7. Springfield Mall. It has a Macy’s, a Target and it’s in Delaware County. It lands here.
8. Franklin Mills. If you simply must shop at a mall with a giant Ben Franklin head, this is your only option. I grew up right near Franklin Mills and spent most of my seventh and eighth grade free time there. We mallrats were not big fans of it then, but what always confused me were the bus tours to it. Bus tours to the crappy mall that used to be a harness racing track! Still, there’s a Brooks Brothers outlet.
There’s a church here, too, in the old movie theater.

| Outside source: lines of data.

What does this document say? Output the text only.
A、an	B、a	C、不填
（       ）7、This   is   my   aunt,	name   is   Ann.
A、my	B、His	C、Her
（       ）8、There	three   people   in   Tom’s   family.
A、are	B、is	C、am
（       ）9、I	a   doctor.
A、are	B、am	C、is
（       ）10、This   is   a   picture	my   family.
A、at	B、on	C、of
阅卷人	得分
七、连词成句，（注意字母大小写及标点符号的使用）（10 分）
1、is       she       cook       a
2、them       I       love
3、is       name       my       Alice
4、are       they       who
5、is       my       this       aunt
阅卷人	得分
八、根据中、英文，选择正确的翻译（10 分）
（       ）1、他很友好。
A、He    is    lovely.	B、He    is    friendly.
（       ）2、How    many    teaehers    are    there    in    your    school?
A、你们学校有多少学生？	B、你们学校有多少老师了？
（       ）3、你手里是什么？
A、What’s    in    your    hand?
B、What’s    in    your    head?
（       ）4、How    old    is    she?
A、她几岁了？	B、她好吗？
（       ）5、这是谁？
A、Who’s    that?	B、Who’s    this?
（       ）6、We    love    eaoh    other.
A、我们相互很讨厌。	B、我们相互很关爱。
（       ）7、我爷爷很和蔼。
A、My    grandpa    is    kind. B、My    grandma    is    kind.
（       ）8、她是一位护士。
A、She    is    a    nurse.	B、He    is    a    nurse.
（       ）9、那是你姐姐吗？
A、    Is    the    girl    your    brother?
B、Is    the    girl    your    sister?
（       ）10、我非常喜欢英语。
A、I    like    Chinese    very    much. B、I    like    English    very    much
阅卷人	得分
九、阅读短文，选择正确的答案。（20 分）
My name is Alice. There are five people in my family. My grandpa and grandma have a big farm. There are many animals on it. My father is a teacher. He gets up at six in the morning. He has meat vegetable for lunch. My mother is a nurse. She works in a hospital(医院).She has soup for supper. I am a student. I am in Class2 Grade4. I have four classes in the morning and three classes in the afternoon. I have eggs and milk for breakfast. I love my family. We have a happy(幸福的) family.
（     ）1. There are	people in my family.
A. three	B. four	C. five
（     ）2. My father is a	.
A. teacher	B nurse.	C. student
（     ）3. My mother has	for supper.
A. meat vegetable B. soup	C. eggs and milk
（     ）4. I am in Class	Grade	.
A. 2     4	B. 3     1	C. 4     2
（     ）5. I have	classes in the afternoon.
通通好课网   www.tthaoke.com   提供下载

9. The Shops at Liberty Place. Quick: Name me one store at The Shops at Liberty Place. Bzzt! Ha, you can’t do it! The weird ‘spoke’ design—I think this mall was modeled after Eastern State Penitentiary—really makes it impossible to remember anything that’s in the mall. Okay, okay, it has a J. Crew.
Still, even this place isn’t all bad: The food court is big and bright, and the best pop-up calendar shop in the city is here. And sometimes that’s all you really need.